Elsewhere in M7, an exhibition of 100 posters presented the vibrancy of graphic design in the region while another looked back on a century of architecture in Doha, tracing the history of the city’s built environment through a variety of styles such as Arabic Deco, Doha Classicism, and Qatar’s take on Brutalism. Upstairs in a dimly lit, contemplative space, “Weaving Poems” showcased the talent of Afghan-born, Amman-based designer Maryam Omar, who created a series of abstract carpets inspired by the poetry and oral heritage of women weavers in Afghanistan.
Another highlight is Moroccan artist Amine al Gotaibi’s work Desert installed at the Ned. “The combination of his soulful work in copper and wool with David Chipperfield’s sublime reimagination of an existing building (the former Ministry of the Interior) is just perfection,” said Adamson.
No cultural excursion to Doha would be complete without outings to the I.M. Pei-designed Museum of Islamic Art, an instant landmark when it launched in 2008; the National Library, created by Rem Koolhaas/OMA (who’s also designing the Qatar Auto Museum, to be completed later this year), estimated to house a million rare books and manuscripts in a single sunlit space; and the striking new National Museum, designed by the French architect Jean Nouvel to resemble massive discs of “desert rose” crystal formations, the kind that occur naturally in the Arabian Desert.

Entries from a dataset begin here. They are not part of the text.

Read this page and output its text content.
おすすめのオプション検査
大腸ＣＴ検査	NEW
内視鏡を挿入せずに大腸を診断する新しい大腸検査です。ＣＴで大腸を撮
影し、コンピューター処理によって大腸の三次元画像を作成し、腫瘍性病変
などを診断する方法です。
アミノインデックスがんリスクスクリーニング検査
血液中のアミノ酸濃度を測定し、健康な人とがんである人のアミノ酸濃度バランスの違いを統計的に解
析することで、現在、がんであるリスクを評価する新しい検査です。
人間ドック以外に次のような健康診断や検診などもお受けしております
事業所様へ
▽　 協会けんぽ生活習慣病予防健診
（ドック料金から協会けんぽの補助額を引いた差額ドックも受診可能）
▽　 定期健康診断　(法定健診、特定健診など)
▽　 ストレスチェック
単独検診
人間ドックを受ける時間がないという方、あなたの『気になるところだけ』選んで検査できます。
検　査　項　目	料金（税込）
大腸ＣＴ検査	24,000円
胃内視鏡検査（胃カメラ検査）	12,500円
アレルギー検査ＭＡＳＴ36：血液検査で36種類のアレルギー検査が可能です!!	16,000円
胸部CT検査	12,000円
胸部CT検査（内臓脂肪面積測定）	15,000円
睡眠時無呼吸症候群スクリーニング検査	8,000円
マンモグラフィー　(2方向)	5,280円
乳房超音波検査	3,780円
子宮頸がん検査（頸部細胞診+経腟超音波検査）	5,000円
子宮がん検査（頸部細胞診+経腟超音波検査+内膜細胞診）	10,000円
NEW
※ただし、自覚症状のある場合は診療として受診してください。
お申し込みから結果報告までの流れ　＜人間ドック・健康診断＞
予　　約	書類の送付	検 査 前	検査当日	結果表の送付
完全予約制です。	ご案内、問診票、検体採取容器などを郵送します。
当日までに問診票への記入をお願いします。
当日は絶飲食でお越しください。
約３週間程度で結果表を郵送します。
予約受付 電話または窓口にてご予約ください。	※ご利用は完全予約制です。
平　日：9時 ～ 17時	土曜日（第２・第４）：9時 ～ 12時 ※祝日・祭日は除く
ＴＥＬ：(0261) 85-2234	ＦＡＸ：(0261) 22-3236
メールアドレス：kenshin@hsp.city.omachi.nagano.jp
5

Two more major museums are planned before the decade is out. Opening in 2029, the Lusail Museum—designed by the Swiss architecture firm Herzog & de Meuron—will hold one of the world’s most extensive collections of art, much of it from Qatar Museums’ holdings. And, in 2030, the Art Mill Museum will open, housed in a historic flour mill and designed by the Pritzker Prize-winning Chilean architect Alejandro Aravena.
Then there’s Richard Serra’s East-West/West-East (2014) near the village of Zekreet on the western shore of the peninsula (about an hour’s drive from Doha on the east coast). Its four monumental Cor-Ten plates jut out of the sand like relics of a future civilization, in keeping with the cryptic austerity of the surrounding terrain.
There’s no denying these are exhilarating times for Qatar’s art and design scene, bolstered by the royal family’s largesse and a long history of expert craftsmanship. “Now that we have this success behind us and people know what Design Doha is,” reflected Adamson, “I think it will be possible to do something still more ambitious… I think the Arab region is now positioned to assume not just a more active, but in fact a leadership role in the global design conversation.”